So, its like the first column has colors, so I want to know how many different unique values are there in that column and I want to be able to do that for each column.
I need to do this in a Linux command line, so probably using some bash script, sed, awk or something.
What if I wanted a count of these unique values as well?
Update: I guess I didn't put the second part clearly enough. What I wanted to do is to have a count of "each" of these unique values not know how many unique values are there. For instance, in the first column I want to know how many Red, Blue, Green etc coloured objects are there.

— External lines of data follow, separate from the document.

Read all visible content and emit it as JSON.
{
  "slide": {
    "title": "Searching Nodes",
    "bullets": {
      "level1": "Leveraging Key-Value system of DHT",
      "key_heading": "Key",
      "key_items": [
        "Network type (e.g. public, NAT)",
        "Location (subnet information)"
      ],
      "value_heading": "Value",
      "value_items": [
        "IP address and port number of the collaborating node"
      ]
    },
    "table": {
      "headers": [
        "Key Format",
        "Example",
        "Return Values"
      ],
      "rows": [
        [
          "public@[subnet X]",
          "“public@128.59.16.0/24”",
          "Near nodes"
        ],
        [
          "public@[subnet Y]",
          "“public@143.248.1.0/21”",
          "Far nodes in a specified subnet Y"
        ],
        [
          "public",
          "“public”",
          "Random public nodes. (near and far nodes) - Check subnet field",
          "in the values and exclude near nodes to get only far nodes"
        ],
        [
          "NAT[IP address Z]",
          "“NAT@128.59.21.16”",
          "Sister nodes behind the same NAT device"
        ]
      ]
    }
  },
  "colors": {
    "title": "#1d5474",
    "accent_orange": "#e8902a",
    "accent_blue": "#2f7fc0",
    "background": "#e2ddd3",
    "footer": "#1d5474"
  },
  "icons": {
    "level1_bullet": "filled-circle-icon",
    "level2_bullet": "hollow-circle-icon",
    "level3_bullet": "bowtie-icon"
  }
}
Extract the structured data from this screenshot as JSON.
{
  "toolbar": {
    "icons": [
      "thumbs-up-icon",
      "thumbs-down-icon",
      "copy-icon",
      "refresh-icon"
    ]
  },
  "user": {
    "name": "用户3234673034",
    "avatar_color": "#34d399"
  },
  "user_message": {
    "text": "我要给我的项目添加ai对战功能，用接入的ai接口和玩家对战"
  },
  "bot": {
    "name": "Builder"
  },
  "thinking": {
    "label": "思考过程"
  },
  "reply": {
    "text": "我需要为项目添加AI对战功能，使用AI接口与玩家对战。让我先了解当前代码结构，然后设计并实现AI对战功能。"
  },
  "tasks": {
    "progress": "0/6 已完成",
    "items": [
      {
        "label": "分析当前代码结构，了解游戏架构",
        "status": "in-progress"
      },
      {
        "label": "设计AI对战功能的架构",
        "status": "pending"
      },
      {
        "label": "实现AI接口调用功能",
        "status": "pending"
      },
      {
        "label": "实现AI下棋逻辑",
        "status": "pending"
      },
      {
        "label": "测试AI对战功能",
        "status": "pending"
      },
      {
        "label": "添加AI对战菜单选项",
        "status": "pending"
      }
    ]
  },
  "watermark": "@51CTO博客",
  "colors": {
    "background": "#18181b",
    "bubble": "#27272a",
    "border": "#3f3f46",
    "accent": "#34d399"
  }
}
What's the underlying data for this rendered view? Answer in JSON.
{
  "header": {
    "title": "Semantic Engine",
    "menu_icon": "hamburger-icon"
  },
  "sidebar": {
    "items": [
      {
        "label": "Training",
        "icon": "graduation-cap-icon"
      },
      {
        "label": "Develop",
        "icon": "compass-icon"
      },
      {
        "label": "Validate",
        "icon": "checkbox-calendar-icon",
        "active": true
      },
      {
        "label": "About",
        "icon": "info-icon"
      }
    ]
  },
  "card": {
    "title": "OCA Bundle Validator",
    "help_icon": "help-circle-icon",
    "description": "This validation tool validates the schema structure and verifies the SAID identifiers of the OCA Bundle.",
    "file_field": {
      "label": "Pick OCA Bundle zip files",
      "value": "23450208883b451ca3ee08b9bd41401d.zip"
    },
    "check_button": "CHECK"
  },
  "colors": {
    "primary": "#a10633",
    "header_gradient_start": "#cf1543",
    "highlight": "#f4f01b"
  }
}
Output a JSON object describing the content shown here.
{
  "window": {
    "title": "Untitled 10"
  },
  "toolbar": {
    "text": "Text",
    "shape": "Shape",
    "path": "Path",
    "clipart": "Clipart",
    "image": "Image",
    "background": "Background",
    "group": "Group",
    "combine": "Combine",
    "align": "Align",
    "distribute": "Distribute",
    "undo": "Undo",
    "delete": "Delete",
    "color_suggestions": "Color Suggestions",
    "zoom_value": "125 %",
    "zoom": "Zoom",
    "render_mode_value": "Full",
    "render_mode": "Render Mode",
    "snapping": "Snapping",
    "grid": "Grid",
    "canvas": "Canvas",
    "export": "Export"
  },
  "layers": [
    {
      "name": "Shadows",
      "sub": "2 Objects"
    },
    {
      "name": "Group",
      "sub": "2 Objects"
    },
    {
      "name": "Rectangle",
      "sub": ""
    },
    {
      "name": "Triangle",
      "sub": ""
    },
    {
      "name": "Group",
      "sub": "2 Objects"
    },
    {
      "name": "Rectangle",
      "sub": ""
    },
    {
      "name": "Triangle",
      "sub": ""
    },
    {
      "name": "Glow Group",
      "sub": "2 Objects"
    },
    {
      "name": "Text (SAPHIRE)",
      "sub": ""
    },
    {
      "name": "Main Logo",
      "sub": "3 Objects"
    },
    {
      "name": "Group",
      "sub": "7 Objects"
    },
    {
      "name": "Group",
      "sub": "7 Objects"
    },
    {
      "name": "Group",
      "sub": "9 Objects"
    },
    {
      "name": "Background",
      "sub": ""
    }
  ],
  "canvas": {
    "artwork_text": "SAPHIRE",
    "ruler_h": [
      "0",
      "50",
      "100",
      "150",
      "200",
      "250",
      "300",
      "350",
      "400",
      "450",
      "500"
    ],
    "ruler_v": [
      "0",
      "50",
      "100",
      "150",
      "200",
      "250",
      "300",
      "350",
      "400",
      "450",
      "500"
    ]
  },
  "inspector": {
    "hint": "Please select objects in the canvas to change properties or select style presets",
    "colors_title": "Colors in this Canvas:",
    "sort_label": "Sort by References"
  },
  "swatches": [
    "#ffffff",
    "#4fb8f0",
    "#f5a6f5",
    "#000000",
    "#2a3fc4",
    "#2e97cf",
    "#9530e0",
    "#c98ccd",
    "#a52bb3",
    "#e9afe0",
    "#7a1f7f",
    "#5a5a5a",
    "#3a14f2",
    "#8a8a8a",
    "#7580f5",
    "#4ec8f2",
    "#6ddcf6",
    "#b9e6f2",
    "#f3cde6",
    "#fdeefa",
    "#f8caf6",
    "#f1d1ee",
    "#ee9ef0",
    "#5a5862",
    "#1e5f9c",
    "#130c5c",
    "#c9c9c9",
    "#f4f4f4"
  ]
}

You can make use of cut, sort and uniq commands as follows:
cat input_file | cut -f 1 | sort | uniq
gets unique values in field 1, replacing 1 by 2 will give you unique values in field 2.
Avoiding UUOC :)
cut -f 1 input_file | sort | uniq
EDIT:
To count the number of unique occurences you can make use of wc command in the chain as:
cut -f 1 input_file | sort | uniq | wc -l
awk -F '\t' '{ a[$1]++ } END { for (n in a) print n, a[n] } ' test.csv
You can use awk, sort & uniq to do this, for example to list all the unique values in the first column
awk < test.txt '{print $1}' | sort | uniq
As posted elsewhere, if you want to count the number of instances of something you can pipe the unique list into wc -l
Assuming the data file is actually Tab separated, not space aligned:
<test.tsv awk '{print $4}' | sort | uniq
Where $4 will be:
$1 - Red
$2 - Ball
$3 - 1
$4 - Sold
# COLUMN is integer column number
# INPUT_FILE is input file name
cut -f ${COLUMN} < ${INPUT_FILE} | sort -u | wc -l
Here is a bash script that fully answers the (revised) original question. That is, given any .tsv file, it provides the synopsis for each of the columns in turn. Apart from bash itself, it only uses standard *ix/Mac tools: sed tr wc cut sort uniq.
#!/bin/bash
# Syntax: $0 filename
# The input is assumed to be a .tsv file
FILE="$1"
cols=$(sed -n 1p $FILE | tr -cd '\t' | wc -c)
cols=$((cols + 2 ))
i=0
for ((i=1; i < $cols; i++))
do
echo Column $i ::
cut -f $i < "$FILE" | sort | uniq -c
echo
done
This script outputs the number of unique values in each column of a given file. It assumes that first line of given file is header line. There is no need for defining number of fields. Simply save the script in a bash file (.sh) and provide the tab delimited file as a parameter to this script.
Code
#!/bin/bash
awk '
(NR==1){
for(fi=1; fi<=NF; fi++)
fname[fi]=$fi;
}
(NR!=1){
for(fi=1; fi<=NF; fi++)
arr[fname[fi]][$fi]++;
}
END{
for(fi=1; fi<=NF; fi++){
out=fname[fi];
for (item in arr[fname[fi]])
out=out"\t"item"_"arr[fname[fi]][item];
print(out);
}
}
' $1
Execution Example:
bash> ./script.sh <path to tab-delimited file>
Output Example
isRef A_15 C_42 G_24 T_18
isCar YEA_10 NO_40 NA_50
isTv FALSE_33 TRUE_66